Obviously I am way behind on the TBR Challenge post, which was due May 20. But it’s still May! And I did Kick it Old School and read (sort of) a romance published more than 10 years ago. More on that in a minute.
I’ve found reading in general a bit of a challenge this month. It’s always a busy one at work, and this year my department had to make a major decision about entry to our first-year courses that took a lot of time and energy. Then I was reading a couple of books to review for our literary magazine. I enjoy doing this (I write one every year or two), but it’s hard. The reading challenges me: I get small press fiction and non-fiction which is often quite different from my usual reading choices, and I have to read more attentively to prepare for a formal review; the writing challenges me: it’s only 1400 words but it’s not it’s less personal and I have less sense of audience than when I’m blogging, so I get writer’s block. It usually involves a lot of procrastination which does not, sadly, involve reading other books (although I am halfway through another go-round of Anthony Powell’s Dance to the Music of Time saga on audio and have played a lot of solitaire). I’ve read only a couple of books in May besides the two review ones. And my TBR Challenge book, which took me forever and which I only really read half of.
When I looked at the TBR Challenge schedule back in January and saw that May’s theme was Kickin’ It Old School, I decided it was time to read Johanna Lindsey’s Gentle Rogue. I picked this up in a giant Lindsey sale a couple of years ago, on the theory that a) I should read something by this classic author and b) this one sounded not too crazysauce/rapey for my taste. It’s called Gentle Rogue, after all! Shipboard romance and cross-dressing heroine are tropes I’ve enjoyed before. So. Well. This book did indeed not outrage me, but it bored me. I got stuck in the middle forever (I avoided reading it) and finally got through by skimming the second half. Let me explain.
1. There’s hardly any plot. In the opening chapters we get a bunch of backstory about the hero and heroine: her money was stolen on the way to London to find her missing fiancé; he used to be a pirate, found his illegitimate son, and made peace with his family. Hang on, I thought, all the interesting stuff has already happened to these people. What’s left? Not much but bickering and having sex, it turns out. At one point a pirate ship turned up in the distance and I was like, Yay, plot! but the hero told his first mate to outrun it because he needed to have sex with the heroine. Boo, no plot! (I get that this is a sign of his unacknowledged love and how he now cares most about her but I still wanted something to happen!)
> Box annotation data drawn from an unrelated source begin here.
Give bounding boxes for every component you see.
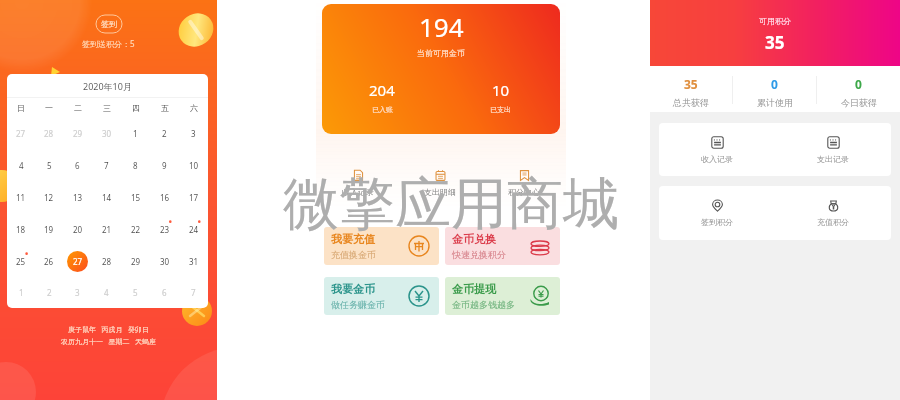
button[interactable]: 收入记录: [332, 169, 384, 197]
staticText: 28: [44, 128, 54, 139]
button[interactable]: 7: [92, 149, 121, 181]
button[interactable]: 27: [63, 245, 92, 277]
button[interactable]: 1: [121, 117, 150, 149]
button[interactable]: 10: [179, 149, 208, 181]
button[interactable]: 17: [179, 181, 208, 213]
button[interactable]: 8: [121, 149, 150, 181]
button[interactable]: 15: [121, 181, 150, 213]
button[interactable]: 25: [7, 245, 35, 277]
staticText: 签到送积分：5: [82, 38, 135, 49]
button[interactable]: 我要金币: [324, 277, 439, 315]
button[interactable]: 30: [92, 117, 121, 149]
button[interactable]: 金币兑换: [445, 227, 560, 265]
button[interactable]: 18: [7, 213, 35, 245]
button[interactable]: 7: [179, 277, 208, 308]
staticText: 20: [73, 224, 83, 235]
button[interactable]: 30: [150, 245, 179, 277]
button[interactable]: 19: [35, 213, 63, 245]
staticText: 31: [189, 256, 199, 267]
staticText: 35: [684, 76, 698, 92]
staticText: 204: [369, 80, 395, 100]
button[interactable]: 27: [7, 117, 35, 149]
staticText: 已入账: [372, 105, 393, 114]
button[interactable]: 0: [817, 66, 900, 112]
button[interactable]: 金币提现: [445, 277, 560, 315]
staticText: 35: [765, 31, 785, 54]
button[interactable]: 35: [650, 66, 732, 112]
staticText: 194: [419, 9, 464, 44]
button[interactable]: 21: [92, 213, 121, 245]
button[interactable]: 4: [7, 149, 35, 181]
staticText: 25: [16, 256, 26, 267]
button[interactable]: 14: [92, 181, 121, 213]
button[interactable]: 22: [121, 213, 150, 245]
button[interactable]: 5: [121, 277, 150, 308]
staticText: 4: [19, 160, 24, 171]
staticText: 已支出: [490, 105, 511, 114]
staticText: 5: [47, 160, 52, 171]
staticText: 5: [133, 287, 138, 298]
staticText: 金币越多钱越多: [452, 299, 515, 310]
staticText: 7: [104, 160, 109, 171]
button[interactable]: 支出记录: [775, 123, 891, 176]
button[interactable]: 签到: [96, 15, 122, 33]
button[interactable]: 11: [7, 181, 35, 213]
staticText: 今日获得: [841, 97, 877, 108]
staticText: 3: [191, 128, 196, 139]
staticText: 27: [73, 256, 83, 267]
staticText: 2: [47, 287, 52, 298]
staticText: 22: [131, 224, 141, 235]
button[interactable]: 3: [179, 117, 208, 149]
button[interactable]: 23: [150, 213, 179, 245]
staticText: 28: [102, 256, 112, 267]
button[interactable]: 签到积分: [659, 186, 775, 240]
button[interactable]: 2: [35, 277, 63, 308]
button[interactable]: 3: [63, 277, 92, 308]
button[interactable]: 充值积分: [775, 186, 891, 240]
staticText: 26: [44, 256, 54, 267]
button[interactable]: 29: [121, 245, 150, 277]
button[interactable]: 28: [35, 117, 63, 149]
staticText: 14: [102, 192, 112, 203]
staticText: 1: [19, 287, 24, 298]
staticText: 一: [45, 103, 53, 113]
button[interactable]: 16: [150, 181, 179, 213]
button[interactable]: 29: [63, 117, 92, 149]
staticText: 充值换金币: [331, 249, 376, 260]
staticText: 农历九月十一 星期二 天蝎座: [61, 337, 156, 347]
button[interactable]: 我要充值: [324, 227, 439, 265]
staticText: 日: [17, 103, 25, 113]
button[interactable]: 0: [733, 66, 816, 112]
staticText: 12: [44, 192, 54, 203]
button[interactable]: 24: [179, 213, 208, 245]
button[interactable]: 6: [63, 149, 92, 181]
staticText: 当前可用金币: [417, 48, 465, 58]
button[interactable]: 积分中心: [498, 169, 550, 197]
staticText: 29: [131, 256, 141, 267]
button[interactable]: 28: [92, 245, 121, 277]
staticText: 总共获得: [673, 97, 709, 108]
button[interactable]: 26: [35, 245, 63, 277]
button[interactable]: 4: [92, 277, 121, 308]
staticText: 10: [189, 160, 199, 171]
button[interactable]: 6: [150, 277, 179, 308]
staticText: 1: [133, 128, 138, 139]
button[interactable]: 20: [63, 213, 92, 245]
staticText: 收入记录: [701, 154, 733, 164]
staticText: 我要金币: [331, 282, 375, 296]
staticText: 8: [133, 160, 138, 171]
staticText: 24: [189, 224, 199, 235]
button[interactable]: 9: [150, 149, 179, 181]
button[interactable]: 1: [7, 277, 35, 308]
button[interactable]: 13: [63, 181, 92, 213]
button[interactable]: 支出明细: [414, 169, 466, 197]
button[interactable]: 5: [35, 149, 63, 181]
staticText: 13: [73, 192, 83, 203]
staticText: 15: [131, 192, 141, 203]
staticText: 我要充值: [331, 232, 375, 246]
button[interactable]: 2: [150, 117, 179, 149]
button[interactable]: 31: [179, 245, 208, 277]
button[interactable]: 12: [35, 181, 63, 213]
staticText: 累计使用: [757, 97, 793, 108]
button[interactable]: 收入记录: [659, 123, 775, 176]
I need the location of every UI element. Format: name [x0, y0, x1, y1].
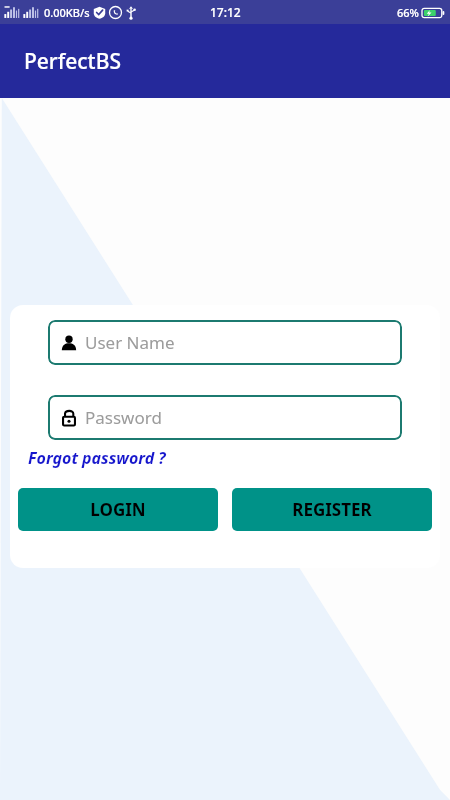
staticText: Forgot password ?	[28, 447, 166, 469]
staticText: 66%	[397, 5, 419, 20]
button[interactable]: Forgot password ?	[28, 445, 166, 471]
staticText: 0.00KB/s	[44, 5, 90, 20]
other: Password	[60, 409, 78, 427]
staticText: LOGIN	[90, 498, 146, 521]
staticText: REGISTER	[292, 498, 372, 521]
staticText: PerfectBS	[24, 47, 121, 76]
other: User name	[60, 334, 78, 352]
staticText: 17:12	[210, 4, 241, 20]
button[interactable]: REGISTER	[232, 488, 432, 531]
button[interactable]: User name	[48, 320, 402, 365]
staticText: Password	[85, 406, 162, 429]
staticText: User Name	[85, 331, 175, 354]
button[interactable]: LOGIN	[18, 488, 218, 531]
button[interactable]: Password	[48, 395, 402, 440]
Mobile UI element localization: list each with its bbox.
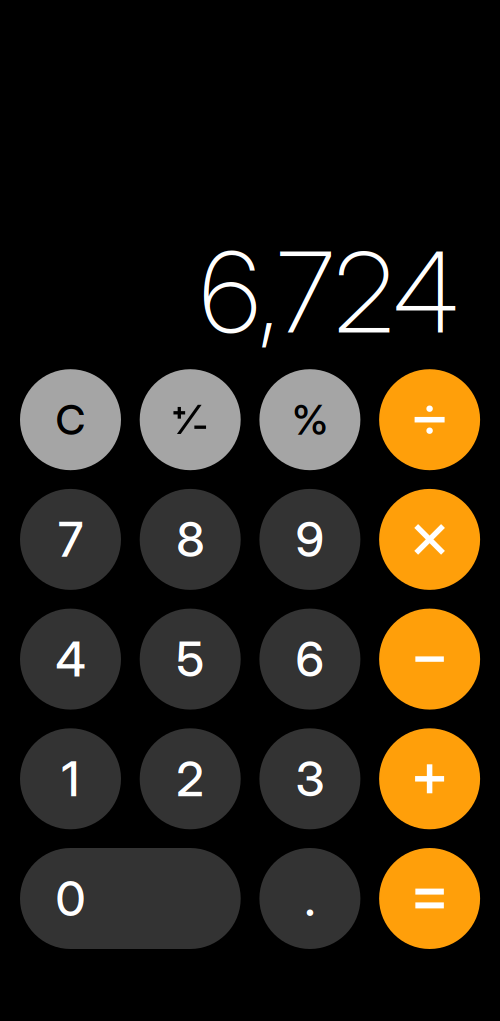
button[interactable]: Plus minus	[140, 369, 241, 470]
button[interactable]: 7	[20, 489, 121, 590]
button[interactable]: C	[20, 369, 121, 470]
button[interactable]: 6	[259, 609, 360, 710]
button[interactable]: 9	[259, 489, 360, 590]
button[interactable]: Multiply	[379, 489, 480, 590]
staticText: 4	[56, 630, 86, 688]
staticText: 6	[295, 630, 324, 688]
staticText: C	[56, 395, 86, 445]
staticText: 7	[58, 510, 83, 568]
button[interactable]: 5	[140, 609, 241, 710]
button[interactable]: 0	[20, 848, 241, 949]
button[interactable]: 1	[20, 728, 121, 829]
staticText: %	[292, 395, 328, 445]
button[interactable]: .	[259, 848, 360, 949]
staticText: 3	[295, 750, 324, 808]
staticText: 2	[176, 750, 204, 808]
button[interactable]: Minus	[379, 609, 480, 710]
staticText: 9	[295, 510, 324, 568]
staticText: 8	[176, 510, 204, 568]
button[interactable]: %	[259, 369, 360, 470]
button[interactable]: 8	[140, 489, 241, 590]
button[interactable]: 2	[140, 728, 241, 829]
button[interactable]: Divide	[379, 369, 480, 470]
staticText: 1	[62, 750, 80, 808]
staticText: .	[304, 870, 315, 928]
button[interactable]: Equals	[379, 848, 480, 949]
button[interactable]: 4	[20, 609, 121, 710]
staticText: 5	[176, 630, 204, 688]
button[interactable]: 3	[259, 728, 360, 829]
staticText: 6,724	[200, 225, 458, 359]
button[interactable]: Plus	[379, 728, 480, 829]
staticText: 0	[56, 870, 86, 928]
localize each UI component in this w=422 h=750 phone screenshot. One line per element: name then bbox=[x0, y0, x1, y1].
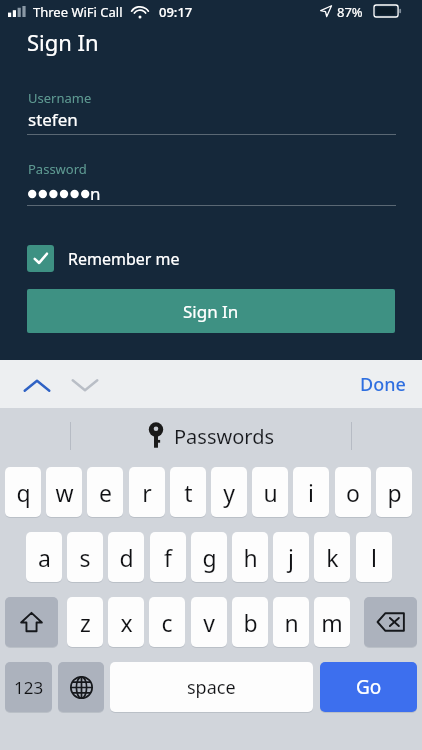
button[interactable]: k bbox=[314, 532, 350, 582]
button[interactable]: i bbox=[293, 467, 329, 517]
staticText: l bbox=[371, 542, 377, 573]
staticText: Sign In bbox=[183, 300, 239, 323]
staticText: 09:17 bbox=[159, 3, 193, 21]
staticText: Passwords bbox=[174, 423, 275, 450]
staticText: w bbox=[55, 477, 74, 508]
staticText: j bbox=[288, 542, 294, 573]
staticText: y bbox=[223, 477, 235, 508]
staticText: n bbox=[284, 607, 299, 638]
staticText: v bbox=[203, 607, 215, 638]
button[interactable]: Sign In bbox=[27, 289, 395, 333]
button[interactable]: s bbox=[67, 532, 103, 582]
staticText: k bbox=[326, 542, 339, 573]
button[interactable]: c bbox=[149, 597, 185, 647]
button[interactable]: w bbox=[46, 467, 82, 517]
staticText: stefen bbox=[28, 108, 78, 131]
button[interactable]: n bbox=[273, 597, 309, 647]
button[interactable]: Shift bbox=[5, 597, 58, 647]
staticText: r bbox=[142, 477, 152, 508]
button[interactable]: Passwords bbox=[147, 422, 275, 450]
staticText: 123 bbox=[14, 676, 44, 699]
button[interactable]: 123 bbox=[5, 662, 52, 712]
staticText: d bbox=[119, 542, 134, 573]
button[interactable]: z bbox=[67, 597, 103, 647]
button[interactable]: d bbox=[108, 532, 144, 582]
button[interactable]: x bbox=[108, 597, 144, 647]
button[interactable]: r bbox=[129, 467, 165, 517]
button[interactable]: e bbox=[87, 467, 123, 517]
staticText: b bbox=[243, 607, 258, 638]
button[interactable]: y bbox=[211, 467, 247, 517]
staticText: Sign In bbox=[27, 27, 99, 57]
button[interactable]: Done bbox=[360, 372, 406, 397]
button[interactable]: Backspace bbox=[364, 597, 417, 647]
staticText: h bbox=[243, 542, 258, 573]
button[interactable]: u bbox=[252, 467, 288, 517]
staticText: s bbox=[79, 542, 91, 573]
button[interactable]: Next field bbox=[64, 372, 106, 398]
staticText: o bbox=[346, 477, 360, 508]
button[interactable]: Previous field bbox=[16, 372, 58, 398]
button[interactable]: m bbox=[314, 597, 350, 647]
button[interactable]: g bbox=[191, 532, 227, 582]
staticText: x bbox=[120, 607, 133, 638]
staticText: t bbox=[184, 477, 193, 508]
staticText: p bbox=[387, 477, 402, 508]
staticText: n bbox=[90, 182, 101, 205]
button[interactable]: j bbox=[273, 532, 309, 582]
staticText: i bbox=[308, 477, 314, 508]
staticText: 87% bbox=[337, 3, 363, 21]
button[interactable]: t bbox=[170, 467, 206, 517]
staticText: u bbox=[263, 477, 278, 508]
button[interactable]: l bbox=[356, 532, 392, 582]
button[interactable]: Switch keyboard bbox=[58, 662, 104, 712]
staticText: z bbox=[80, 607, 91, 638]
staticText: Username bbox=[28, 89, 92, 107]
button[interactable]: b bbox=[232, 597, 268, 647]
button[interactable]: a bbox=[26, 532, 62, 582]
button[interactable]: space bbox=[110, 662, 313, 712]
button[interactable]: h bbox=[232, 532, 268, 582]
button[interactable]: Go bbox=[320, 662, 417, 712]
button[interactable]: p bbox=[376, 467, 412, 517]
staticText: Go bbox=[356, 674, 382, 700]
staticText: Remember me bbox=[68, 248, 180, 270]
staticText: Password bbox=[28, 160, 87, 178]
staticText: Done bbox=[360, 372, 406, 397]
staticText: a bbox=[38, 542, 51, 573]
staticText: e bbox=[99, 477, 112, 508]
button[interactable]: o bbox=[335, 467, 371, 517]
staticText: Three WiFi Call bbox=[33, 3, 123, 21]
staticText: g bbox=[202, 542, 217, 573]
button[interactable]: f bbox=[150, 532, 186, 582]
button[interactable]: Remember me bbox=[27, 245, 180, 272]
button[interactable]: q bbox=[5, 467, 41, 517]
staticText: c bbox=[161, 607, 173, 638]
staticText: f bbox=[164, 542, 172, 573]
staticText: m bbox=[321, 607, 343, 638]
staticText: space bbox=[187, 675, 236, 700]
button[interactable]: v bbox=[191, 597, 227, 647]
staticText: q bbox=[16, 477, 31, 508]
2. There are basically no conversations in Gentle Rogue that are not bickering. When Georgie and James are not bickering with each other, they are bickering with their many, many prequel- and sequel-baiting brothers (I cannot say how annoying all the extraneous Malory backstory in the first several chapters was. Irrelevant and confusing summaries of previous books. An object lesson in how not to do backstory/pique reader interest in your other books). While mired at 30% of Lindsey’s book, I got into a Twitter conversation about humor and how personal a taste it is. I could see how some people love this book and find it hilarious. I did not. I like witty banter and I can like full-on fights, but bickering is an in-between thing that does not work for me.
3. I always say I want longer romances but I wonder if that’s really true. I would have enjoyed this book more had it been pruned to about 250 pages, with repetitive and pointless scenes cut. Because there were elements I found charming and emotionally appealing. They just got drowned out. If books are going to be longer, I want more plot, more interesting characters/psychological depth, and better writing. (It wasn’t terrible, but it was wordy and rambling–not interesting in and of itself but only as a vehicle for the story). I felt reading this, “Be careful what you wish for.”
I never expected to love Johanna Lindsey, but I disliked this for reasons I wouldn’t have predicted. As I was reading, though, I found myself thinking that I probably would have enjoyed this more when I was new to genre romance, when the characters and conflict would have been fresher to me. And then I remembered that as a newbie romance-reader, because I thought of romance as “not very good,” I felt free to skim a lot. I skipped over the bits that bored me or seemed clumsy, and just read the moments that made me laugh or engaged me emotionally or when the plot got exciting. So that’s what I did here. And at that pace, I did find some scenes I enjoyed.
I’m not sure what the lesson in all this is for me. Except that I’ve realized I don’t care any more about “educating” myself as a romance-reader. I just want to read what I like. Also, don’t pick a 400-page book for a challenge in a busy month. I’d have finished on time if I’d gone for a traditional Regency, and enjoyed myself more too. So I think this was a successful challenge in that it might mean I give myself permission to dump some things I know aren’t for me but feel I should read from my TBR.
Anyway, some major work things are off my desk now and I hope to get my blogging mojo back and tell you soon about some of the books I liked more than this!